To Copps this seems like an obvious move for the agency. "Transparency is a necessary condition for good government," he said. Yet nothing in Washington is so easy. The FCC order has considerable loopholes -- giving stations too much leeway in how they chose to report on ad spending.
And no sooner had the rule been implemented than stations began abusing it. A Sunlight Foundation report released earlier this week found a "disturbing pattern of disappearing documents" in the FCC's new database. According to the report, more than half of the stations have removed data from their online political files. Altogether 2,100 entries are now missing from the database.
With the files now gone, it's hard to determine what the stations are hiding.

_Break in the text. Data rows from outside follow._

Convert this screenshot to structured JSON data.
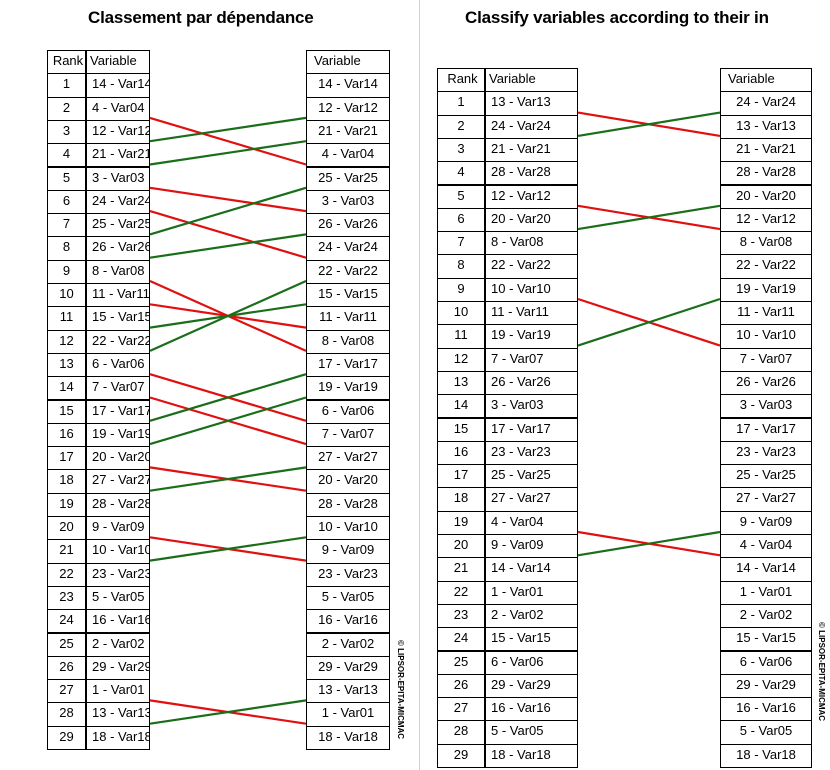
{
  "colors": {
    "rank_down": "#e01010",
    "rank_up": "#1a6e1a"
  },
  "panels": [
    {
      "id": "left",
      "title": "Classement par dépendance",
      "headers": {
        "rank": "Rank",
        "variable": "Variable",
        "variable_right": "Variable"
      },
      "watermark": "© LIPSOR-EPITA-MICMAC",
      "rows": [
        {
          "rank": "1",
          "left": "14 - Var14",
          "right": "14 - Var14"
        },
        {
          "rank": "2",
          "left": "4 - Var04",
          "right": "12 - Var12"
        },
        {
          "rank": "3",
          "left": "12 - Var12",
          "right": "21 - Var21"
        },
        {
          "rank": "4",
          "left": "21 - Var21",
          "right": "4 - Var04"
        },
        {
          "rank": "5",
          "left": "3 - Var03",
          "right": "25 - Var25"
        },
        {
          "rank": "6",
          "left": "24 - Var24",
          "right": "3 - Var03"
        },
        {
          "rank": "7",
          "left": "25 - Var25",
          "right": "26 - Var26"
        },
        {
          "rank": "8",
          "left": "26 - Var26",
          "right": "24 - Var24"
        },
        {
          "rank": "9",
          "left": "8 - Var08",
          "right": "22 - Var22"
        },
        {
          "rank": "10",
          "left": "11 - Var11",
          "right": "15 - Var15"
        },
        {
          "rank": "11",
          "left": "15 - Var15",
          "right": "11 - Var11"
        },
        {
          "rank": "12",
          "left": "22 - Var22",
          "right": "8 - Var08"
        },
        {
          "rank": "13",
          "left": "6 - Var06",
          "right": "17 - Var17"
        },
        {
          "rank": "14",
          "left": "7 - Var07",
          "right": "19 - Var19"
        },
        {
          "rank": "15",
          "left": "17 - Var17",
          "right": "6 - Var06"
        },
        {
          "rank": "16",
          "left": "19 - Var19",
          "right": "7 - Var07"
        },
        {
          "rank": "17",
          "left": "20 - Var20",
          "right": "27 - Var27"
        },
        {
          "rank": "18",
          "left": "27 - Var27",
          "right": "20 - Var20"
        },
        {
          "rank": "19",
          "left": "28 - Var28",
          "right": "28 - Var28"
        },
        {
          "rank": "20",
          "left": "9 - Var09",
          "right": "10 - Var10"
        },
        {
          "rank": "21",
          "left": "10 - Var10",
          "right": "9 - Var09"
        },
        {
          "rank": "22",
          "left": "23 - Var23",
          "right": "23 - Var23"
        },
        {
          "rank": "23",
          "left": "5 - Var05",
          "right": "5 - Var05"
        },
        {
          "rank": "24",
          "left": "16 - Var16",
          "right": "16 - Var16"
        },
        {
          "rank": "25",
          "left": "2 - Var02",
          "right": "2 - Var02"
        },
        {
          "rank": "26",
          "left": "29 - Var29",
          "right": "29 - Var29"
        },
        {
          "rank": "27",
          "left": "1 - Var01",
          "right": "13 - Var13"
        },
        {
          "rank": "28",
          "left": "13 - Var13",
          "right": "1 - Var01"
        },
        {
          "rank": "29",
          "left": "18 - Var18",
          "right": "18 - Var18"
        }
      ]
    },
    {
      "id": "right",
      "title": "Classify variables according to their in",
      "headers": {
        "rank": "Rank",
        "variable": "Variable",
        "variable_right": "Variable"
      },
      "watermark": "© LIPSOR-EPITA-MICMAC",
      "rows": [
        {
          "rank": "1",
          "left": "13 - Var13",
          "right": "24 - Var24"
        },
        {
          "rank": "2",
          "left": "24 - Var24",
          "right": "13 - Var13"
        },
        {
          "rank": "3",
          "left": "21 - Var21",
          "right": "21 - Var21"
        },
        {
          "rank": "4",
          "left": "28 - Var28",
          "right": "28 - Var28"
        },
        {
          "rank": "5",
          "left": "12 - Var12",
          "right": "20 - Var20"
        },
        {
          "rank": "6",
          "left": "20 - Var20",
          "right": "12 - Var12"
        },
        {
          "rank": "7",
          "left": "8 - Var08",
          "right": "8 - Var08"
        },
        {
          "rank": "8",
          "left": "22 - Var22",
          "right": "22 - Var22"
        },
        {
          "rank": "9",
          "left": "10 - Var10",
          "right": "19 - Var19"
        },
        {
          "rank": "10",
          "left": "11 - Var11",
          "right": "11 - Var11"
        },
        {
          "rank": "11",
          "left": "19 - Var19",
          "right": "10 - Var10"
        },
        {
          "rank": "12",
          "left": "7 - Var07",
          "right": "7 - Var07"
        },
        {
          "rank": "13",
          "left": "26 - Var26",
          "right": "26 - Var26"
        },
        {
          "rank": "14",
          "left": "3 - Var03",
          "right": "3 - Var03"
        },
        {
          "rank": "15",
          "left": "17 - Var17",
          "right": "17 - Var17"
        },
        {
          "rank": "16",
          "left": "23 - Var23",
          "right": "23 - Var23"
        },
        {
          "rank": "17",
          "left": "25 - Var25",
          "right": "25 - Var25"
        },
        {
          "rank": "18",
          "left": "27 - Var27",
          "right": "27 - Var27"
        },
        {
          "rank": "19",
          "left": "4 - Var04",
          "right": "9 - Var09"
        },
        {
          "rank": "20",
          "left": "9 - Var09",
          "right": "4 - Var04"
        },
        {
          "rank": "21",
          "left": "14 - Var14",
          "right": "14 - Var14"
        },
        {
          "rank": "22",
          "left": "1 - Var01",
          "right": "1 - Var01"
        },
        {
          "rank": "23",
          "left": "2 - Var02",
          "right": "2 - Var02"
        },
        {
          "rank": "24",
          "left": "15 - Var15",
          "right": "15 - Var15"
        },
        {
          "rank": "25",
          "left": "6 - Var06",
          "right": "6 - Var06"
        },
        {
          "rank": "26",
          "left": "29 - Var29",
          "right": "29 - Var29"
        },
        {
          "rank": "27",
          "left": "16 - Var16",
          "right": "16 - Var16"
        },
        {
          "rank": "28",
          "left": "5 - Var05",
          "right": "5 - Var05"
        },
        {
          "rank": "29",
          "left": "18 - Var18",
          "right": "18 - Var18"
        }
      ]
    }
  ]
}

It's clear to Copps that more will need to be done to force transparency on broadcasters. "When so few wield so much outrageous power, sponsorship disclosure strikes me as a rather modest requirement," he said. "So I hope my friends in Congress and on the Commission will, in the wake of this campaign's woeful distortion of the democratic process, put things aright so we don't have to endure this ever again."
Democracy need for an informed public is not possible when you have a political system whose players are constantly chasing dollars -- gamed to a point of dysfunction by wealthy, undisclosed donors and media corporations that are all too content to just cash their checks.
The least we can do is force these donors into the light. Television stations are a crucial means to that end.